How long is too long
Constitutional law is most comfortable examining visible exercises of power, say, when the state arrests someone, demolishes a building or bans a book. But the judiciary struggles to confront routine inaction like in cases which drag on for years without a hearing or a decision.
The courts have repeatedly acknowledged judicial backlogs and issued directions to correct this. Yet these have rarely translated into treating delays as a violation of rights. The law does recognise that excessive delays can be unfair, what lawyers call the “delay doctrine”, but this is applied in exceptional situations, after the damage has been done. It treats delays as an anomaly rather than a routine way in which power is exercised.
The ordinary, low-grade delays that shape most interactions between citizens and the state – in courts, government offices and regulatory bodies – remain largely invisible. Some wait far longer than others, just as some files move much faster than many others. The Constitution promises equality before the law but this covert inequality produces a hierarchy.
The courts have asked how long is too long. However, delay is experienced differently by the state and the citizen. Institutions wait, with little cost, but for individuals the toll is personal, economic and psychological.

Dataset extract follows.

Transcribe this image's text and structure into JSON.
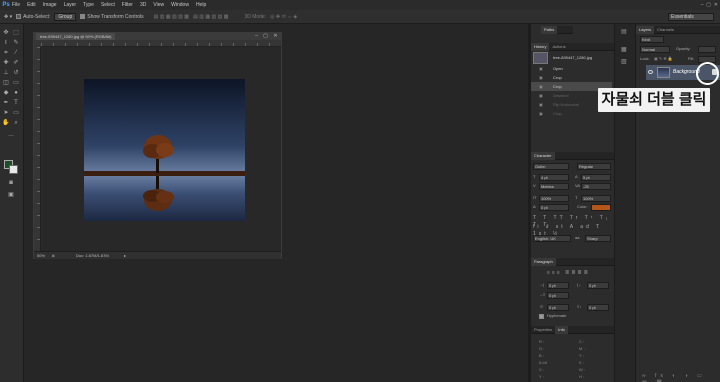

This asymmetry corrodes the rule of law, training citizens to internalise subordination while rewarding those who can bypass queues. Over time, delays change what the law feels like in practice, shifting from a system of rights into a system of endurance.
Delays also lock people into systems, even when those systems fail them. The longer one waits, the higher the psychological cost of walking away. Over time, waiting becomes a form of pressure, keeping people bound to a process that no longer feels responsive.

Unlawful practices, such as illegal demolitions that are reviewed only after homes are already destroyed, or arbitrary licence cancellations that take years to be corrected, continue because cases crawl through files, hearings and appeals so slowly that by the time the law responds, the damage is long forgotten.
Delay thus diffuses accountability: no single official appears responsible, and there is often no timely decision that can be meaningfully challenged. Power is quietly wielded through delay.
Waiting becomes a form of governance through time. Because time feels natural, as hours and days go by, the authority embedded in that passage of time can feel natural. However, the Constitution does not recognise “natural” power: it recognises exercised power.
Unexplained delays suggest that the state does not feel obliged to account for its time and nor does it fully recognise the person who waits as someone entitled to respect and justification.
None of this requires bad faith. Ordinary administrative functioning, without reflection, can produce deeply unequal constitutional experiences.
The Constitution promises a relationship between a citizen and the state grounded in justification, respect and reciprocal obligation. Yet, delays persist within legal systems that are supposed to uphold rights and ensure accountability.
Judicial reform must begin by reframing delay itself as a violation of constitutional guarantees owed to citizens.
The Supreme Court has often spoken about backlogs in terms of efficiency, infrastructure, and disposal rates. But a constitutional perspective demands something more. Delays must be treated as a rights issue, requiring justification and explanation, not merely administrative correction.
Delays can certainly be justified. But unless they are recognised as a slow violation of constitutional values, waiting will continue to be treated as an inconvenience rather than as what it often is: a durable form of governance that operates precisely because it does not announce itself as power.
Paras Sharma is an advocate practising in the Punjab and Haryana High Court.